| Titre original: | War Machine |
| Réalisateur: | Patrick Hughes |
| Sortie: | Netflix |
| Durée: | 107 minutes |
| Date: | 06 mars 2026 |
| Note: |
Il y a quelque chose de presque nostalgique dans le film War Machine co-écrit et réalisé par Patrick Hughes, qui semble avoir été conçu à une époque où le cinéma d'action n'hésitait pas à être bruyant, physique et résolument simple. Dans un paysage dominé par des productions en streaming trop calculées, ce thriller de science-fiction militaire et de survie revient à une formule très directe : placer un groupe de soldats d'élite dans un terrain hostile, introduire un ennemi imparable et laisser l'endurance, le courage et la pure obstination faire avancer l'histoire. Le résultat est un film qui ne cache jamais ses influences (de Predator à Aliens) mais qui parvient néanmoins à se forger une identité modeste grâce à sa mise en scène physique, son engagement en faveur de l'action pratique et la présence imposante à l'écran d'Alan Ritchson, qui porte le film sur ses épaules avec une intensité stoïque qui rappelle les héros d'action de la fin des années 1980.
L'histoire commence à Kandahar, en Afghanistan, où un prologue bref mais efficace établit le cœur émotionnel du film. Alan Ritchson incarne un ingénieur de combat dont les retrouvailles avec son jeune frère, joué par Jai Courtney, se terminent en tragédie après qu'une embuscade a décimé leur unité. La séquence est prévisible dans sa structure, mais elle fonctionne car elle donne au protagoniste une motivation claire : rejoindre le programme d'évaluation et de sélection des Rangers pour honorer une promesse faite à son frère. Deux ans plus tard, il entre dans le programme d'entraînement brutal, où les recrues sont dépouillées de leur nom et identifiées uniquement par des numéros. Sous le regard attentif des officiers supérieurs incarnés par Dennis Quaid et Esai Morales, le film passe un temps étonnamment long à montrer le processus épuisant de sélection.

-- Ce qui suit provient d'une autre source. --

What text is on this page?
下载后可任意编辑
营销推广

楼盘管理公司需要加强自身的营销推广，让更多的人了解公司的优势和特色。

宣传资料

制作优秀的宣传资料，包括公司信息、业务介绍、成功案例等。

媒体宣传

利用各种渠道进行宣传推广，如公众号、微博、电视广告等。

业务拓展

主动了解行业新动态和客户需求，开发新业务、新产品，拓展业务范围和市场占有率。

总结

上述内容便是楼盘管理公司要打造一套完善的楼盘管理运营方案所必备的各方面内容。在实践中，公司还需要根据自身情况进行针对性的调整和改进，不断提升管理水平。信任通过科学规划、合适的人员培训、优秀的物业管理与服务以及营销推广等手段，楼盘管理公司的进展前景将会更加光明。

Ces scènes, remplies de boue, d'épuisement et d'exercices incessants, donnent au film un ton réaliste qui vous fait presque croire que vous regardez un drame militaire classique plutôt qu'un thriller de science-fiction.
Ce qui rend ce premier acte intéressant, ce n'est pas son originalité, mais la façon dont le réalisateur Patrick Hughes met en scène l'entraînement avec un sens du poids physique qui manque à de nombreux films d'action diffusés en streaming. Vous ressentez la tension dans chaque parcours d'obstacles, chaque marche forcée, chaque moment où les candidats sont poussés à leurs limites. Alan Ritchson incarne 81, un homme enfermé dans son propre traumatisme, refusant les rôles de leader et évitant toute connexion émotionnelle avec les autres recrues, ce qui crée des tensions avec des personnages comme le plus empathique 7, joué par Stephan James. Le film aborde des thèmes plus profonds comme la culpabilité du survivant, le mythe du héros de guerre, le coût psychologique du combat mais ne les explore jamais pleinement, choisissant plutôt de tout garder à la surface. C'est à la fois frustrant et étrangement approprié pour un film qui, en fin de compte, préfère l'action à l'introspection.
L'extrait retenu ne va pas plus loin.